Matthew Lobb, general manager industry strategy and public policy at Vodafone Australia, yesterday told a hearing of the inquiry into data retention that "IP identifiers are not like a static customer telephone number."
"It will be unique for that particular data session," Lobb said. "Generally different IP identifier numbers are allocated each time a customer accesses the internet or sends an online message. This results in a significant increase in stored information. Our expectation is that we would be required to store several petabytes of data."
Lobb reiterated the telco's concerns, which were also outlined in Vodafone's written submission to the inquiry, about the two-year retention period for metadata that is required under the proposed scheme.
"The proposed two-year requirement for metadata retention is at the higher end of the storage requirements being contemplated around the world," Lobb said.
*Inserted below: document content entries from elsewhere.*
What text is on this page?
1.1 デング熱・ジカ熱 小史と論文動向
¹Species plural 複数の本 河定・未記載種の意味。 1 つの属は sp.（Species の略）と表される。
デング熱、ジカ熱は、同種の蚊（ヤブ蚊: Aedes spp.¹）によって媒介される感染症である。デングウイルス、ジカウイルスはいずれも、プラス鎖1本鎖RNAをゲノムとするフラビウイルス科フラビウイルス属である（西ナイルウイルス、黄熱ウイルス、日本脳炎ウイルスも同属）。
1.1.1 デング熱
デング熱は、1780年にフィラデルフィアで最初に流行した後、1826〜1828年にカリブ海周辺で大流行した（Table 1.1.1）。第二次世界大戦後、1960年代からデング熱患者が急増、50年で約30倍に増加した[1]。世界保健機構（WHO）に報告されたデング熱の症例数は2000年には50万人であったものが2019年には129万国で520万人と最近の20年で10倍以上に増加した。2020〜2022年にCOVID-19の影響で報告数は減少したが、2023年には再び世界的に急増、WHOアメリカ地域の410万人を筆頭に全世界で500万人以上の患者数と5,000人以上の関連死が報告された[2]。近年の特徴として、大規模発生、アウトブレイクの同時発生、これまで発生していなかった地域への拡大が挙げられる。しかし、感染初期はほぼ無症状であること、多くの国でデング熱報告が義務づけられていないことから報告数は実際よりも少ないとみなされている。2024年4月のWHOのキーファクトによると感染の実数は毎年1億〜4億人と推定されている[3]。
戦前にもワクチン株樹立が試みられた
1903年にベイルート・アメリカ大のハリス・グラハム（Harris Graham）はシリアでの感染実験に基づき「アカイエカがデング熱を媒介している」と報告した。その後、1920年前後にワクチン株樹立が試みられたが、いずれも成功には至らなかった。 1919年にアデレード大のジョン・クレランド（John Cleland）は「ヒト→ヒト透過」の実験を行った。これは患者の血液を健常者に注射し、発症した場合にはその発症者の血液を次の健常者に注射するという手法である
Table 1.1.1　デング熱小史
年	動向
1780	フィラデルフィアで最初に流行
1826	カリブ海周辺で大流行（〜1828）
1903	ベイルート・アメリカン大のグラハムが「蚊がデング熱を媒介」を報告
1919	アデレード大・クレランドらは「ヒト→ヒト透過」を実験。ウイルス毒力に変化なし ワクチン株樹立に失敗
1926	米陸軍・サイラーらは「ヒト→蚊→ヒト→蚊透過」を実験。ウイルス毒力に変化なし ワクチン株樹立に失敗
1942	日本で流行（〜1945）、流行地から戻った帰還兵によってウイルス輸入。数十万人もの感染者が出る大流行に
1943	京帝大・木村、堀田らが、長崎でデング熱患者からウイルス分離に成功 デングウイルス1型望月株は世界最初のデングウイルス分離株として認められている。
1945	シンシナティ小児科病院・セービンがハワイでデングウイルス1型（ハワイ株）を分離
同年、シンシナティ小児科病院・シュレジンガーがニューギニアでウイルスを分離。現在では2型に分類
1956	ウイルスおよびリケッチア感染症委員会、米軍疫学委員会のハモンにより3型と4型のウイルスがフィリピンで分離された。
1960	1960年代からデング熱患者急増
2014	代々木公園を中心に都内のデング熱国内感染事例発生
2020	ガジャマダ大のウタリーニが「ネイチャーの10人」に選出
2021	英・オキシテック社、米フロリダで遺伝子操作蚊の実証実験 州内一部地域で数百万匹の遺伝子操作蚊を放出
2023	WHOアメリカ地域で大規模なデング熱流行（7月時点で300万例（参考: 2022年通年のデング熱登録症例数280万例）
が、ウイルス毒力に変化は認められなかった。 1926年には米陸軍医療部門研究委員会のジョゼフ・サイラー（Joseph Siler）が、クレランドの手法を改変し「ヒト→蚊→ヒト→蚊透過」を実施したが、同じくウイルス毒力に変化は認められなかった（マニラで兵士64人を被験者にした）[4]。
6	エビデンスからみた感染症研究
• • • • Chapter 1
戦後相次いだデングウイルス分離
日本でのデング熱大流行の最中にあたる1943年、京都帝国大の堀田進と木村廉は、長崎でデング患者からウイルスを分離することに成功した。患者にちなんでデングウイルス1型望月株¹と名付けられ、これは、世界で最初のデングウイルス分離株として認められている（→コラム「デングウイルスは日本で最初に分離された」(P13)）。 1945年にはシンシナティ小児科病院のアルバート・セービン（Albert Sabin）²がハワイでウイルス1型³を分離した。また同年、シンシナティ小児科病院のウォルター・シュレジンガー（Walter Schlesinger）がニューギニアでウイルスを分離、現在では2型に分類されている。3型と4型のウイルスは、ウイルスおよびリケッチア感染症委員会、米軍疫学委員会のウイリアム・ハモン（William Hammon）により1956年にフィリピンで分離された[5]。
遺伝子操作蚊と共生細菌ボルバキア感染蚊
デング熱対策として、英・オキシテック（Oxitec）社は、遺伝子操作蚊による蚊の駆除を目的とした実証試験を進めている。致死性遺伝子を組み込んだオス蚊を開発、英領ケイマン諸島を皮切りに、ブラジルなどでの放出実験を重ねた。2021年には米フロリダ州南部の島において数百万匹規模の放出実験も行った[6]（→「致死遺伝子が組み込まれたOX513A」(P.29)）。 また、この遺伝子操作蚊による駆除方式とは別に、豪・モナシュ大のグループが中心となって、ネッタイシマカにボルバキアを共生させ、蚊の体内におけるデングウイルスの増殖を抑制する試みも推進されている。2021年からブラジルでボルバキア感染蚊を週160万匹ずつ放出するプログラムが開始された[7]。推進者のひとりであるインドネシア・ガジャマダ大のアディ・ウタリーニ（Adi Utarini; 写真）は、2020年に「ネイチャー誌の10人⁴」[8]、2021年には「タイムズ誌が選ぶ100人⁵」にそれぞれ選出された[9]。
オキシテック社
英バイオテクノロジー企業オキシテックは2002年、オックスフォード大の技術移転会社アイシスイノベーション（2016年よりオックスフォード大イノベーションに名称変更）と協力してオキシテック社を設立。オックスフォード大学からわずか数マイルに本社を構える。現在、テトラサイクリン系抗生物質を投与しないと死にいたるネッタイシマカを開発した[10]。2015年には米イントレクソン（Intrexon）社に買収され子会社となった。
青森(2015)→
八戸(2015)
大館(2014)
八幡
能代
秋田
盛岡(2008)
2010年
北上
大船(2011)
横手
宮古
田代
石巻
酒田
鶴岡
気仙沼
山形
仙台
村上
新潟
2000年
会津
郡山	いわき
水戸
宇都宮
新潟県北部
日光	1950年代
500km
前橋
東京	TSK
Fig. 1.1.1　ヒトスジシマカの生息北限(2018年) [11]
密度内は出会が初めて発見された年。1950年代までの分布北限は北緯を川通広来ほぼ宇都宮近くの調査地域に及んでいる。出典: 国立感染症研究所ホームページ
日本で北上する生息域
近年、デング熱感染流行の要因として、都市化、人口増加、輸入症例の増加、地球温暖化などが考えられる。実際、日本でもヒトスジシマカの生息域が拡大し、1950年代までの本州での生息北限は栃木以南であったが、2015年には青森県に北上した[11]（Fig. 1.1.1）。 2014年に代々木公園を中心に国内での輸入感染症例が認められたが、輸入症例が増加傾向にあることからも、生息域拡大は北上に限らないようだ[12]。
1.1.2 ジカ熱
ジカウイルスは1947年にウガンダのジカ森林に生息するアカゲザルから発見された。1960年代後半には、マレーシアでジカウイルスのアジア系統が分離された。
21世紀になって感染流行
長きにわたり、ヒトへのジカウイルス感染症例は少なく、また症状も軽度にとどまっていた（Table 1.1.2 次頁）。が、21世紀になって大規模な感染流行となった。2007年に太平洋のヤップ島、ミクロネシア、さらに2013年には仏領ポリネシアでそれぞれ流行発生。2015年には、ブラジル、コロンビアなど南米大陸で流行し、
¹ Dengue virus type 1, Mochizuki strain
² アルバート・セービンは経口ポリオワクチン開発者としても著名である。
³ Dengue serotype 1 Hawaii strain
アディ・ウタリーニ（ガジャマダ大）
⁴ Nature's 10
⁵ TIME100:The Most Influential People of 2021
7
"We note that the European Commission’s Evaluation report on the Data Retention Directive, April 2011, found that most data requested by enforcement agencies is less than six months old.
"This is consistent with our experience in Australia."
According to Vodafone, law enforcement requests for information mostly involve data that is less than six months. Three quarters of the data requested by law enforcement agencies is less than six months old, 85 per cent is less than 12 months old and over 90 per cent is less than 18 months old.
"We think that this profile will be even shorter for IP identifier metadata," Lobb said.
"IP information is more sensitive data than traditional telephony metadata," Lobb said.
"It is perceived by consumers that IP-identifier information could be used for surveillance activities.
"[I]t is unlikely that IP identifiers that are several months old will be as useful for law enforcement agencies as traditional telephone numbers. This is because it is highly unlikely that you would revert back to the IP identifiers of a rogue website that was under surveillance two years ago."
Marrying an IP address to an account "and doing it over many, many data sessions" is a key challenge for implementing the proposed data retention scheme, Lobb said.
"Setting the capability up to do that and then storing [the data] and protecting it is not without its costs."
Lobb confimed that the regime would involve storing data that the telco would not otherwise keep.
"We do store some marrying of accounts to IP identifiers but it's not at the capability that is being contemplated here," Lobb said. "And again, we do that for systems purposes or for billing purposes. And nothing as robust as being contemplated."
The telco is also concerned over potential changes being made to the scope of the scheme without sufficient scrutiny.
"The current proposal, if implemented, will see data collection and storage requirements determined by regulation," Lobb said.
"Because requirements can be changed by the minister via regulation there is the possibility of more changes occurring with less public scrutiny and more commercial uncertainty. This might create concern in the minds of consumers and potentially increased costs for industry."
Appearing before inquiry, Telstra representatives said any changes to the data set to be retained once the scheme had been established would incur significant costs.
Implementing the scheme will impose a "new regulatory burden" on Telstra, "creating both capital costs and operational costs", director, government relations, James Shaw told the hearing
"The impact on our business comes not just from new data we must collect but the requirement to extract, index, store and retrieve upon request from the data set, as well as security measures needed to protect the data."
The government has indicated it will contribute to the costs incurred by telcos in complying with the requirements of the scheme
"The existence of a large data set with a lot of personal and other information contained within in" could be an appealing target for hackers, Shaw said.
The inquiry into the proposed data retention scheme continues today. Optus appeared earlier this morning. Representatives from the NSW, Victorian, and South Australian police forces are scheduled to appear later this morning.
This afternoon the Attorney-General's Department, ASIO and the Australian Federal Police are scheduled to appear before the committee examining the legislation.